シュウは、口に含んだ花びらをもしょもしょと噛んでいる。
「バラの花って、苦いんだな」
ぬーん、と苦い顔にしているものの、吐き出さないのは少し偉いと思う。まぁ、花に直に薬とかは浴びせてないから、食べた所で害にはならないけども。
「って事は、ジャムも苦かったりする?」
首を大げさに傾げて訊くシュウは、情けない声だった。理想が打ち砕かれたみたいな。それに少し頬を緩ませながら。
「苦い……というか、基本的には砂糖味かな。
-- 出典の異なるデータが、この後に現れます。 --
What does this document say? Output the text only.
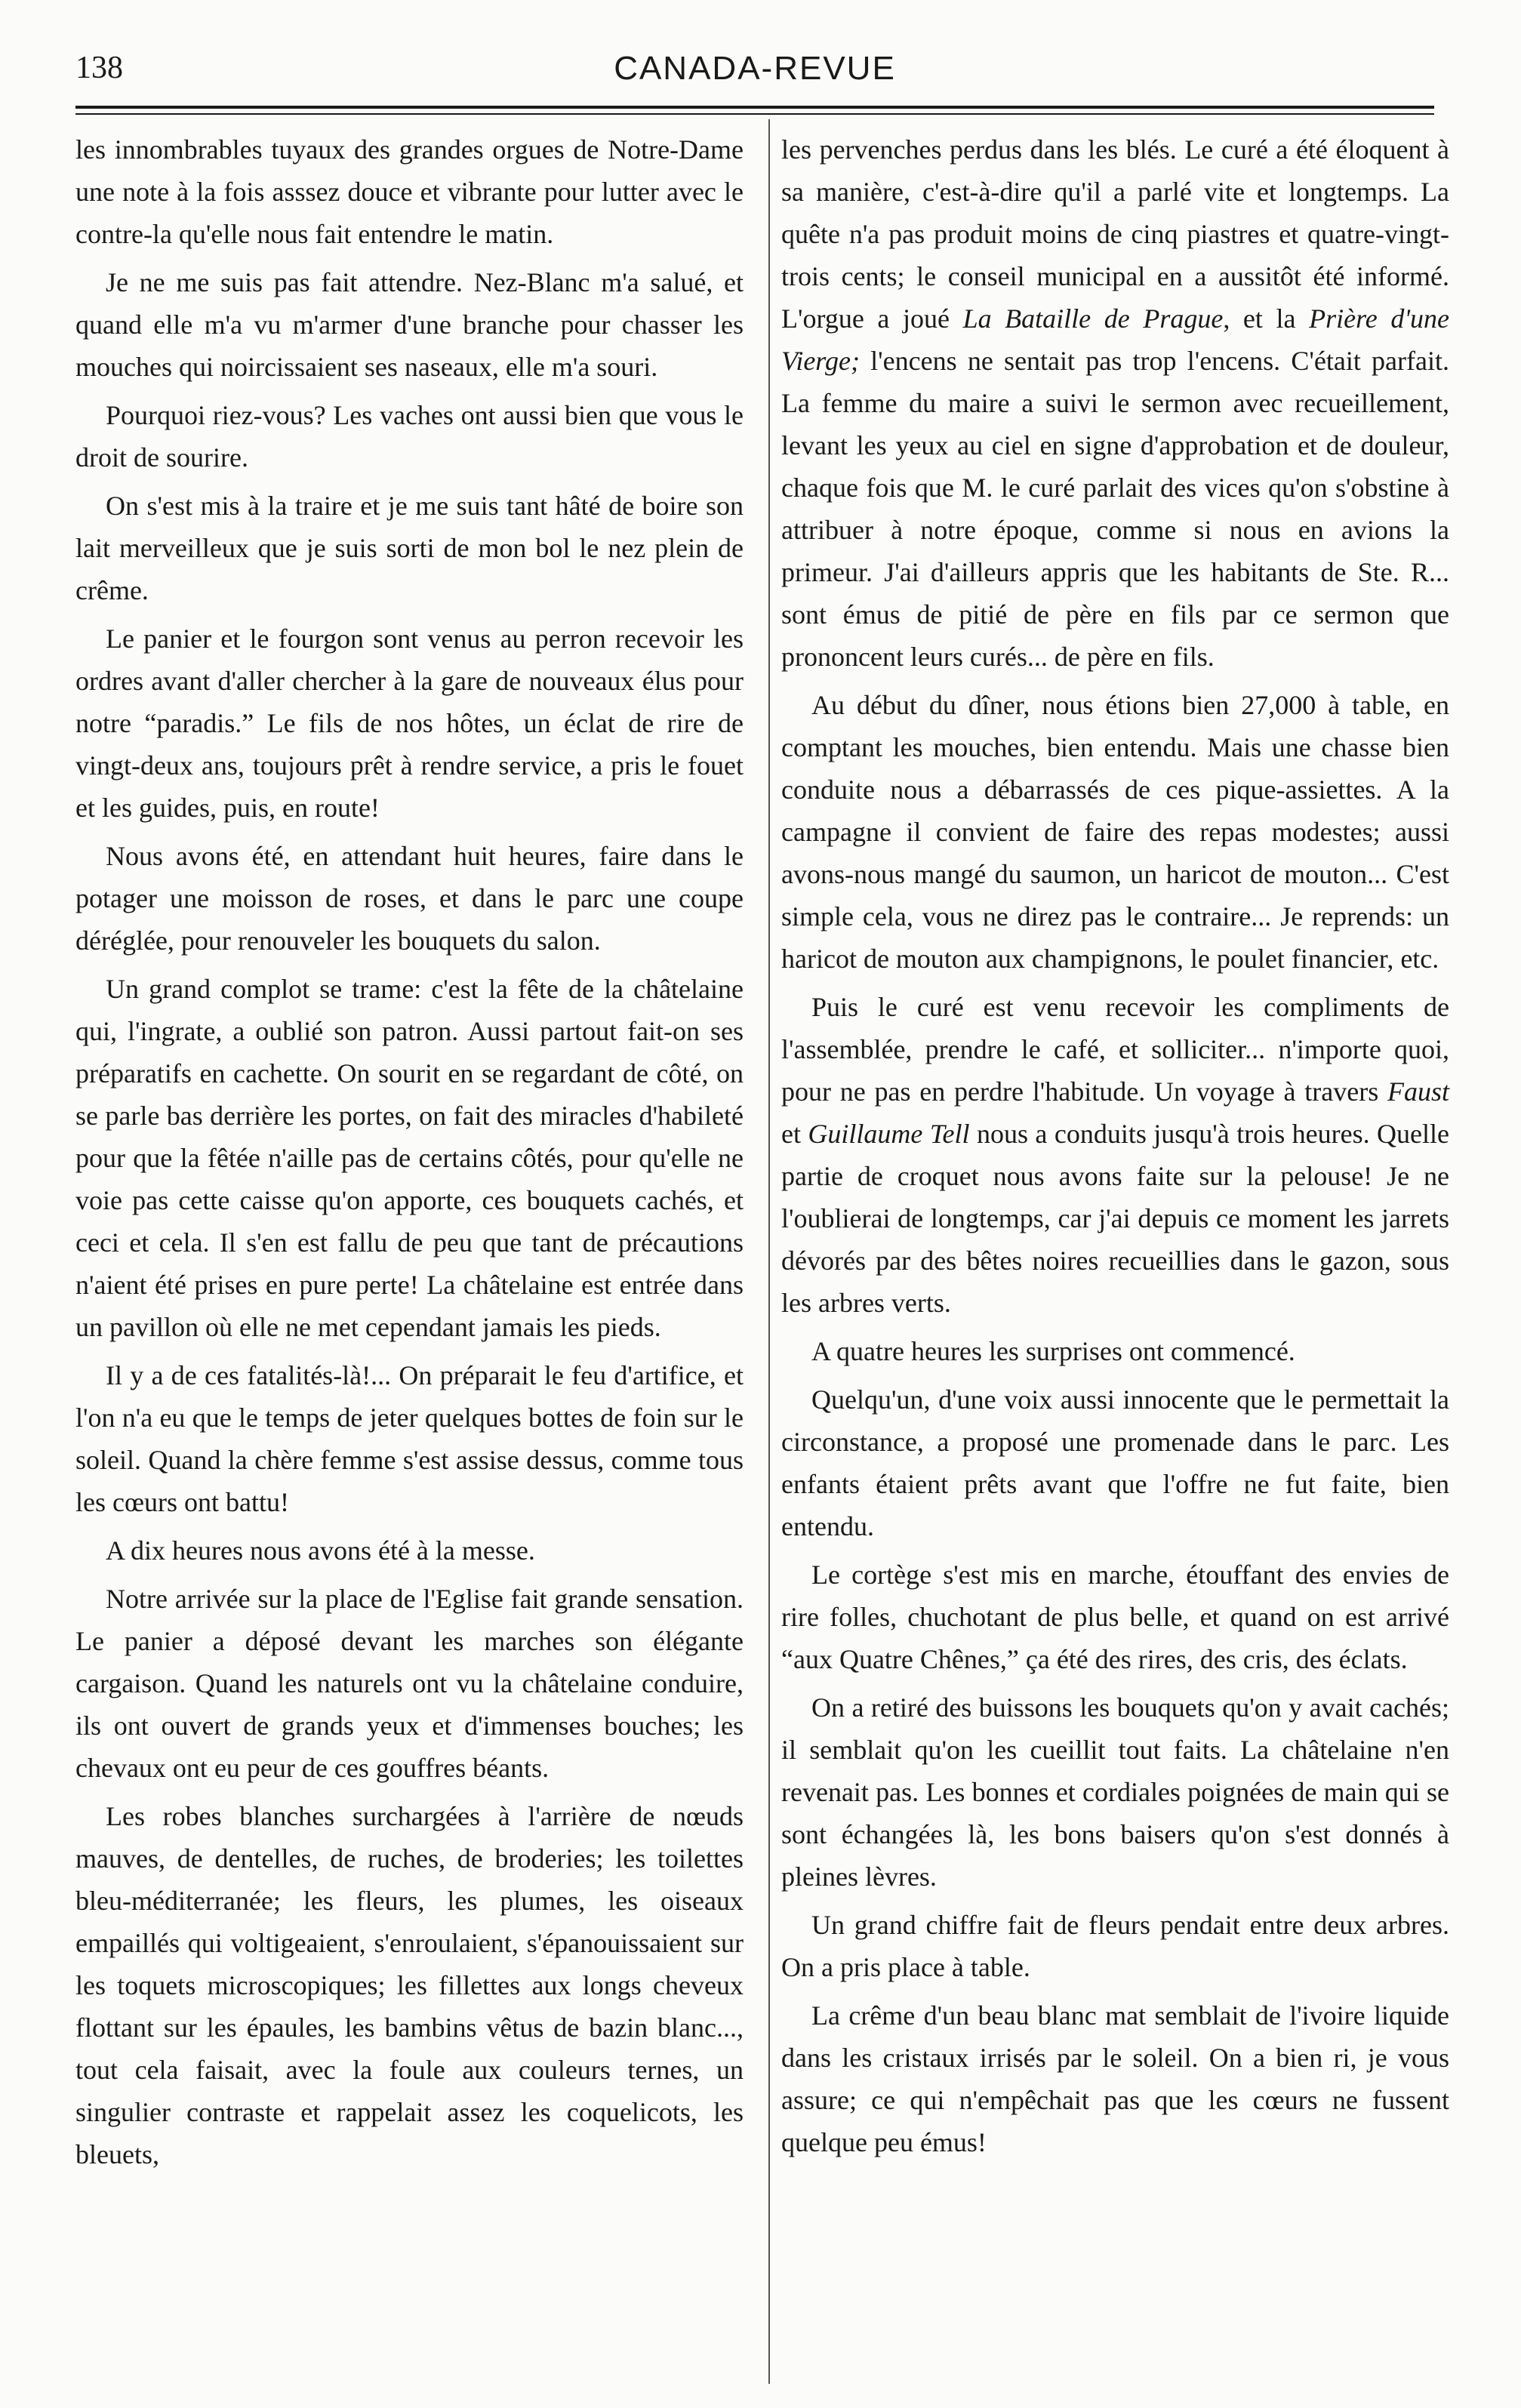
138	CANADA-REVUE

les innombrables tuyaux des grandes orgues de Notre-Dame une note à la fois asssez douce et vibrante pour lutter avec le contre-la qu'elle nous fait entendre le matin.

Je ne me suis pas fait attendre. Nez-Blanc m'a salué, et quand elle m'a vu m'armer d'une branche pour chasser les mouches qui noircissaient ses naseaux, elle m'a souri.

Pourquoi riez-vous? Les vaches ont aussi bien que vous le droit de sourire.

On s'est mis à la traire et je me suis tant hâté de boire son lait merveilleux que je suis sorti de mon bol le nez plein de crême.

Le panier et le fourgon sont venus au perron recevoir les ordres avant d'aller chercher à la gare de nouveaux élus pour notre “paradis.” Le fils de nos hôtes, un éclat de rire de vingt-deux ans, toujours prêt à rendre service, a pris le fouet et les guides, puis, en route!

Nous avons été, en attendant huit heures, faire dans le potager une moisson de roses, et dans le parc une coupe déréglée, pour renouveler les bouquets du salon.

Un grand complot se trame: c'est la fête de la châtelaine qui, l'ingrate, a oublié son patron. Aussi partout fait-on ses préparatifs en cachette. On sourit en se regardant de côté, on se parle bas derrière les portes, on fait des miracles d'habileté pour que la fêtée n'aille pas de certains côtés, pour qu'elle ne voie pas cette caisse qu'on apporte, ces bouquets cachés, et ceci et cela. Il s'en est fallu de peu que tant de précautions n'aient été prises en pure perte! La châtelaine est entrée dans un pavillon où elle ne met cependant jamais les pieds.

Il y a de ces fatalités-là!... On préparait le feu d'artifice, et l'on n'a eu que le temps de jeter quelques bottes de foin sur le soleil. Quand la chère femme s'est assise dessus, comme tous les cœurs ont battu!

A dix heures nous avons été à la messe.

Notre arrivée sur la place de l'Eglise fait grande sensation. Le panier a déposé devant les marches son élégante cargaison. Quand les naturels ont vu la châtelaine conduire, ils ont ouvert de grands yeux et d'immenses bouches; les chevaux ont eu peur de ces gouffres béants.

Les robes blanches surchargées à l'arrière de nœuds mauves, de dentelles, de ruches, de broderies; les toilettes bleu-méditerranée; les fleurs, les plumes, les oiseaux empaillés qui voltigeaient, s'enroulaient, s'épanouissaient sur les toquets microscopiques; les fillettes aux longs cheveux flottant sur les épaules, les bambins vêtus de bazin blanc..., tout cela faisait, avec la foule aux couleurs ternes, un singulier contraste et rappelait assez les coquelicots, les bleuets,

les pervenches perdus dans les blés. Le curé a été éloquent à sa manière, c'est-à-dire qu'il a parlé vite et longtemps. La quête n'a pas produit moins de cinq piastres et quatre-vingt-trois cents; le conseil municipal en a aussitôt été informé. L'orgue a joué La Bataille de Prague, et la Prière d'une Vierge; l'encens ne sentait pas trop l'encens. C'était parfait. La femme du maire a suivi le sermon avec recueillement, levant les yeux au ciel en signe d'approbation et de douleur, chaque fois que M. le curé parlait des vices qu'on s'obstine à attribuer à notre époque, comme si nous en avions la primeur. J'ai d'ailleurs appris que les habitants de Ste. R... sont émus de pitié de père en fils par ce sermon que prononcent leurs curés... de père en fils.

Au début du dîner, nous étions bien 27,000 à table, en comptant les mouches, bien entendu. Mais une chasse bien conduite nous a débarrassés de ces pique-assiettes. A la campagne il convient de faire des repas modestes; aussi avons-nous mangé du saumon, un haricot de mouton... C'est simple cela, vous ne direz pas le contraire... Je reprends: un haricot de mouton aux champignons, le poulet financier, etc.

Puis le curé est venu recevoir les compliments de l'assemblée, prendre le café, et solliciter... n'importe quoi, pour ne pas en perdre l'habitude. Un voyage à travers Faust et Guillaume Tell nous a conduits jusqu'à trois heures. Quelle partie de croquet nous avons faite sur la pelouse! Je ne l'oublierai de longtemps, car j'ai depuis ce moment les jarrets dévorés par des bêtes noires recueillies dans le gazon, sous les arbres verts.

A quatre heures les surprises ont commencé.

Quelqu'un, d'une voix aussi innocente que le permettait la circonstance, a proposé une promenade dans le parc. Les enfants étaient prêts avant que l'offre ne fut faite, bien entendu.

Le cortège s'est mis en marche, étouffant des envies de rire folles, chuchotant de plus belle, et quand on est arrivé “aux Quatre Chênes,” ça été des rires, des cris, des éclats.

On a retiré des buissons les bouquets qu'on y avait cachés; il semblait qu'on les cueillit tout faits. La châtelaine n'en revenait pas. Les bonnes et cordiales poignées de main qui se sont échangées là, les bons baisers qu'on s'est donnés à pleines lèvres.

Un grand chiffre fait de fleurs pendait entre deux arbres. On a pris place à table.

La crême d'un beau blanc mat semblait de l'ivoire liquide dans les cristaux irrisés par le soleil. On a bien ri, je vous assure; ce qui n'empêchait pas que les cœurs ne fussent quelque peu émus!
あくまで、香り付けが主だから」
「香りつけてなんかいい事あんの?」
「風味が広がる」
「へぇー、そうなんだ」
「……なんなら、」
閊えそうな声を気に掛けながら。
「出来たら、君にもあげるよ」
「え、いいの!?」
「君のお母さんも、お菓子とか作るんだろ?」
君じゃないんだ、と矛先を逸らそうとしても無駄な事。シュウは踊りそうな勢いではしゃぎ、
「うわー、サンキュ!キザ夫って、たまに親切だよなー!!」
「だから、たまにってなんだよ!この前もそんな事言ったよな!」
「ま、細かい事は気にしないで〜」
「大きいよ!!」
びし、とツッコミを入れる。
シュウはへっへーと明るく笑っている。
いつも通りのやり取りで、ちょっと違う事と言えば、此処は自分の温室で、他に誰も居ないという事だ。
そして、そうなっている温室の外では。
「………ん〜〜、なんか、今、部長がぼっちゃんにツッコミ食らったくさい」
「ほらー、だから友情だって言ってるだろが」
「でも雰囲気何処か甘いよー?少なくともシロンの時より甘いよ」
「いや、そりゃあいつがヘタレなだけだ。基準にしちゃなんねぇ」
「そうなの?」
「あぁ、あいつは昔からそうだった……」
「うわぁ、グリードーの昔話が始まっちまった」
「何気に長いんだよね」
「てか、そもそも昔はカネルドだったんじゃねーの?シロン居ぇよ」
「やぁ、君たちも此処に来たの?」
その声にはっと振り向けば。
ディーノが凄い笑顔で立っていた。